We need Messenger Interoperability

Messengers are still stuck in the early days, with almost no interoperability. But these days are long past.

How many messengers do you have installed on your phone? In my case, it’s WhatsApp, iMessage, SMS/MMS, Hangouts, Signal, Telegram, Threema and Facebook Messenger. Slack, Skype, Instagram and LinkedIn all have messaging functionality as well. I’ve probably missed a few apps, and some of them I rarely use. I also have accounts on other platforms, but didn’t even bother to install the apps.

This abundance of messengers provides me with a challenge you probably reckon with as well: how to contact any given person? Which messenger do they really use? For people you chat with on a daily basis, this is not a problem. But what about the other 1,000+ contacts you may have on all these platforms?

In the history of telecommunication and other networks, this is a common issue of the early days. After the telephone was invented, it was impossible to call anyone who used to be on the wrong network. Early in the 20th century, more than half of the US population lived in areas where there were two unconnected telephone exchanges.

Railways had similar problems: track widths varied, carriages could not be coupled. Lawmakers had to solve this and ensure interoperability. And that turned out to be a good thing, ensuring both growth and positive network effects.

Opening up the walled messaging gardens

So why don’t we have messenger interoperability today? We have, at least when it comes to SMS/MMS. The ITU has standardised these services to a point where phone users can send messages to everyone who has a cell phone. And Facebook has announced plans to make FB messenger interoperable with WhatsApp and Instagram, both owned by Facebook.

But Apple, Google and Microsoft (which owns Skype) don’t show any intention to open up their walled messaging gardens. Apple’s iMessage at least is somehow integrated with SMS/MMS, allowing to exchange messages with people outside the Apple universe. Skype can send SMS as well.

There are a few possible ways to achieve messenger interoperability. As a first step, the integration of SMS/MMS should be made mandatory by regulators. This would bring a kind of basic message exchange between different platforms. Users would need to configure how and where they want their messages, like they need to do with iMessage today.

But what about groups, the killer feature of modern messaging? It will be interesting to watch if and how Facebook is going to implement cross-platform message groups. From a UI/UX point of view, this could be a challenge.

Regulators need to step in

It is about time to throw off the chains of the WhatsApp group tyranny. There should be a way to participate in message groups without being forced to join a specific company’s walled garden.

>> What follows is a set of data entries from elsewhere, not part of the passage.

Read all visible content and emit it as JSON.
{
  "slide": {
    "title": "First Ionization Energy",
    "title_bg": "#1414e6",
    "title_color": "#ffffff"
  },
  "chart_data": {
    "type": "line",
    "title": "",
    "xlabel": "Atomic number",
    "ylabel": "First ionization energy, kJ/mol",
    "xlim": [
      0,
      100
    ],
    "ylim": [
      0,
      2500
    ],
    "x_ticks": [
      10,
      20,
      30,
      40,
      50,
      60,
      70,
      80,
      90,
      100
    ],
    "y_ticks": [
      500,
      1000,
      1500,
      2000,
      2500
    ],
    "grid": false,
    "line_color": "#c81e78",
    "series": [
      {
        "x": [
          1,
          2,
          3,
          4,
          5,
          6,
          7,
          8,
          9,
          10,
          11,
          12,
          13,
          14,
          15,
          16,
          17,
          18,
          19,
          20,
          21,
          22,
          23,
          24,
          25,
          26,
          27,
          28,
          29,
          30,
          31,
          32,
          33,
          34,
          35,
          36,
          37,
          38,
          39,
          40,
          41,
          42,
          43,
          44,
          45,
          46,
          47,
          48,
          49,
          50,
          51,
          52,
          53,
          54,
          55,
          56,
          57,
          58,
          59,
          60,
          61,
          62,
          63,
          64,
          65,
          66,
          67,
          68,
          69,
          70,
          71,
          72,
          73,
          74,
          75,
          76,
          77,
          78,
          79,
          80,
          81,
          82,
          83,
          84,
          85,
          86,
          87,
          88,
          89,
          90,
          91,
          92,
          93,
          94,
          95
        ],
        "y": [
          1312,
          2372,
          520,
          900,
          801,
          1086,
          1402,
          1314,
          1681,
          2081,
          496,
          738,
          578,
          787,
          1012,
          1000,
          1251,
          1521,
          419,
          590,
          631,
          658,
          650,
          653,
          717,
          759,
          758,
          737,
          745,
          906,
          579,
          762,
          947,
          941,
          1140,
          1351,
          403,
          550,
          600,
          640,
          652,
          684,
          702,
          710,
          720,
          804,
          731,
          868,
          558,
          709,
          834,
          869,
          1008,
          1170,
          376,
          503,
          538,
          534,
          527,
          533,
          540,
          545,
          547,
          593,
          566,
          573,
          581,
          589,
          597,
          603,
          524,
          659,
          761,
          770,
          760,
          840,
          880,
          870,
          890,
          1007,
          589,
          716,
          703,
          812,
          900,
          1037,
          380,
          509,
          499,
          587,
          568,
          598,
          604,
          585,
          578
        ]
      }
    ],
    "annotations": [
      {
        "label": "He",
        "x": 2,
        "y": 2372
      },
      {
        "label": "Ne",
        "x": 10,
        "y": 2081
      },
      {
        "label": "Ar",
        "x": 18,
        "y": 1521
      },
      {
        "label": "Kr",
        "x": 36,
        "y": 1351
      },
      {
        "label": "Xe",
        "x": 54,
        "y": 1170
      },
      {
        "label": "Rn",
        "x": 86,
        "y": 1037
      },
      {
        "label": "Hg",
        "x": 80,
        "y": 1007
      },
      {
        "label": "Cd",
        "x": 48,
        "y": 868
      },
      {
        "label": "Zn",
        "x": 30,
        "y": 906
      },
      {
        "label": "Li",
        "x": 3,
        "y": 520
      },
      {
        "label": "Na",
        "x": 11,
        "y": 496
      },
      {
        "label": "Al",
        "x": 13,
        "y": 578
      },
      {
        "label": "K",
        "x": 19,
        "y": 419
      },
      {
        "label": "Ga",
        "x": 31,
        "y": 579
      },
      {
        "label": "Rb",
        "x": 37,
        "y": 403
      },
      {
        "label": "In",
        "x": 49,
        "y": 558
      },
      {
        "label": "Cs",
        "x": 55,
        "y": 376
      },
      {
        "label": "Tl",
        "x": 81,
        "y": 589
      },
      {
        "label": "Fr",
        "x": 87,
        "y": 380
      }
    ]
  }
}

Messenger interoperability has been a topic for years, if not decades. Ten years ago, we had more interoperability than we have today. The IETF, which has been working on internet protocols for ages, has discussed and proposed different solutions over all those years. In 2001, the FCC imposed measures after the AOL Time Warner deal to ensure interoperability.

The early days of messaging are long past. It is ridiculous that we still don’t have interoperability after so many years. Regulators clearly need to step in. With interoperability finally ensured, there is still ample room for product differentiation: through innovative features, better UI/UX, or integration with other products and platforms, to name a few.

Some basic level of interoperability should be feasible: SMS/MMS integration is a first step, and group interoperability a second step, that could follow after Facebook’s big switch to messenger interoperability later this year or maybe in early 2020.

Cory Doctorow, who spoke at NEXT a few years ago, recently called for interoperability to be applied to all kinds of monopolistic and oligopolistic big tech behaviour, not just in the field of messaging. It is true: interoperability is deeply rooted in the internet’s basic design. The term internet itself is shorthand for interconnected network.

Time to interconnect the messenger networks.